Concerts were an evening's entertainment, which could comprise variously of music, food, storytelling, prepared monologues or recitations, and dance. Writing on the concert tradition, folklorists Halpert and Widdowson (in "Folktales of Newfoundland" xxxi) note that "performances at the more public of these occasions included not only songs but also plays, recitations and stories. Many of these were locally composed, but many were drawn either from the older traditional repertory or had been learned more recently, sometimes from printed sources."
Mona Petten, from Port de Grave, describes a time as an event which usually involved a supper held by the ladies church group in the community. A time usually involved some crafts for sale and games for the children to play. Later in the evening a dance would end the time. This differs from concerts which she describes as involving "a lot of practicing for weeks of skits, songs, and drills." Following the concert, a supper was served and there was often a dance. Dialogues were different from both of these events. They involved acting out a story on stage for an audience.

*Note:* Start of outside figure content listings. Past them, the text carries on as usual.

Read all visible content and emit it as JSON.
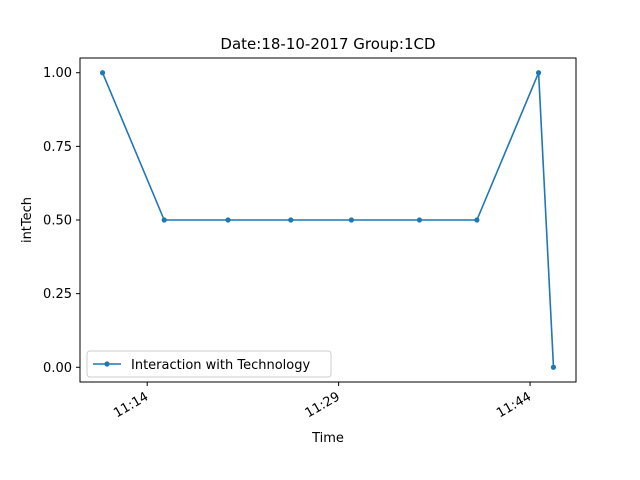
{
  "chart_data": {
    "type": "line",
    "title": "Date:18-10-2017  Group:1CD",
    "xlabel": "Time",
    "ylabel": "intTech",
    "x_ticks": [
      "11:14",
      "11:29",
      "11:44"
    ],
    "y_ticks": [
      "0.00",
      "0.25",
      "0.50",
      "0.75",
      "1.00"
    ],
    "ylim": [
      -0.05,
      1.05
    ],
    "grid": false,
    "legend_placement": "lower-left",
    "series": [
      {
        "name": "Interaction with Technology",
        "color": "#1f77b4",
        "marker": "circle",
        "x": [
          "11:10:30",
          "11:15:20",
          "11:20:20",
          "11:25:15",
          "11:30:00",
          "11:35:20",
          "11:39:50",
          "11:44:40",
          "11:45:50"
        ],
        "y": [
          1.0,
          0.5,
          0.5,
          0.5,
          0.5,
          0.5,
          0.5,
          1.0,
          0.0
        ]
      }
    ]
  }
}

Traditional Newfoundland Dance
The traditional dances of Newfoundland and Labrador retain many of the characteristics of 19th century Irish and English folk dances, while having evolved into a unique part of the culture of the province. Newfoundland and Labrador folk dance is mainly learned by observation and practice. Traditional dances are performed solo or by couple or groups. Step dancing is mostly done solo and is usually improvised. In the province, traditional group dances include cotillions, longways, square dances, and reels. The "old fashioned waltz" or "Newfie waltz" is the most popular traditional couples dance. Traditional dancing is performed at social events such as Christmas and other calendar holidays such as St. Patrick's Day, concerts and times, weddings, house and kitchen parties and community events. Other types of traditional dance exist in aboriginal communities, some of which, like drum dancing in Inuit communities, are experiencing a revival. Other ethnocultural communities maintain traditional dances from their home countries, such as Chinese Lion Dance, Indian Classical Dance or Slovakian folk dance.